If you are an existing Carbon Black EDR customer and want to migrate to RHEL 8 FIPS, you must update the license file. The new license file has the SHA-256 certificates that work in a FIPS-enabled environment.

This path is designed for users who are currently running Carbon Black EDR on RHEL 8 without FIPS mode enabled.

Prerequisites

Contact Carbon Black EDR Technical Support and request a FIPS-compatible license file.

Procedure

  1. Upgrade the Carbon Black EDR Server to 7.8.0. See Upgrading a Server.
  2. Follow the instructions in Migration from Legacy to System OpenSSL on EL 8.
    Note: This step is essential to ensure that the certificates used by Carbon Black EDR are compatible with RHEL 8 FIPS mode.
  3. Enable FIPS mode on the required machines at the OS level.

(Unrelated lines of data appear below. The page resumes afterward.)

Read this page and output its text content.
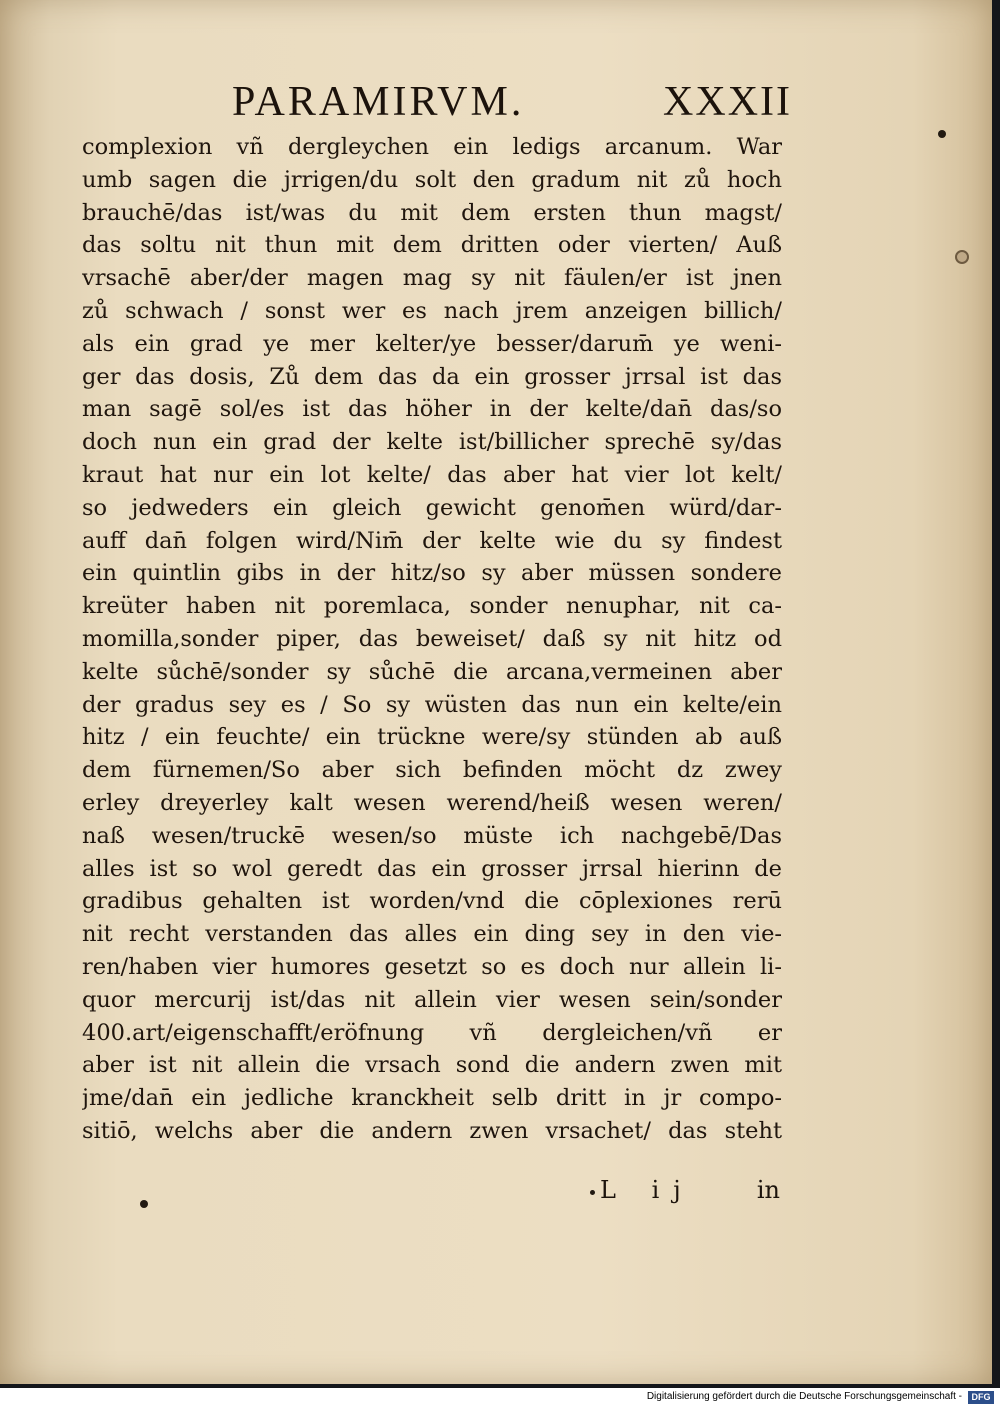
PARAMIRVM.	XXXII
complexion vñ dergleychen ein ledigs arcanum. War
umb sagen die jrrigen/du solt den gradum nit zů hoch
brauchē/das ist/was du mit dem ersten thun magst/
das soltu nit thun mit dem dritten oder vierten/ Auß
vrsachē aber/der magen mag sy nit fäulen/er ist jnen
zů schwach / sonst wer es nach jrem anzeigen billich/
als ein grad ye mer kelter/ye besser/darum̄ ye weni-
ger das dosis, Zů dem das da ein grosser jrrsal ist das
man sagē sol/es ist das höher in der kelte/dan̄ das/so
doch nun ein grad der kelte ist/billicher sprechē sy/das
kraut hat nur ein lot kelte/ das aber hat vier lot kelt/
so jedweders ein gleich gewicht genom̄en würd/dar-
auff dan̄ folgen wird/Nim̄ der kelte wie du sy findest
ein quintlin gibs in der hitz/so sy aber müssen sondere
kreüter haben nit poremlaca, sonder nenuphar, nit ca-
momilla,sonder piper, das beweiset/ daß sy nit hitz od
kelte sůchē/sonder sy sůchē die arcana,vermeinen aber
der gradus sey es / So sy wüsten das nun ein kelte/ein
hitz / ein feuchte/ ein trückne were/sy stünden ab auß
dem fürnemen/So aber sich befinden möcht dz zwey
erley dreyerley kalt wesen werend/heiß wesen weren/
naß wesen/truckē wesen/so müste ich nachgebē/Das
alles ist so wol geredt das ein grosser jrrsal hierinn de
gradibus gehalten ist worden/vnd die cōplexiones rerū
nit recht verstanden das alles ein ding sey in den vie-
ren/haben vier humores gesetzt so es doch nur allein li-
quor mercurij ist/das nit allein vier wesen sein/sonder
400.art/eigenschafft/eröfnung vñ dergleichen/vñ er
aber ist nit allein die vrsach sond die andern zwen mit
jme/dan̄ ein jedliche kranckheit selb dritt in jr compo-
sitiō, welchs aber die andern zwen vrsachet/ das steht
L ij	in
Digitalisierung gefördert durch die Deutsche Forschungsgemeinschaft -	DFG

See Enable FIPS Mode on a RHEL 8 Machine.
    Note: If you have a cluster deployment, perform this step on all nodes. Do not reboot the machines until after you have performed Step 4.
  4. Enable FIPS in Solr for Carbon Black EDR. See Solr FIPS.
    Note: If you have a cluster deployment, perform this step on all nodes. If you have already added a node as a non-root user, you must update the sudoers file. See Required User Privileges.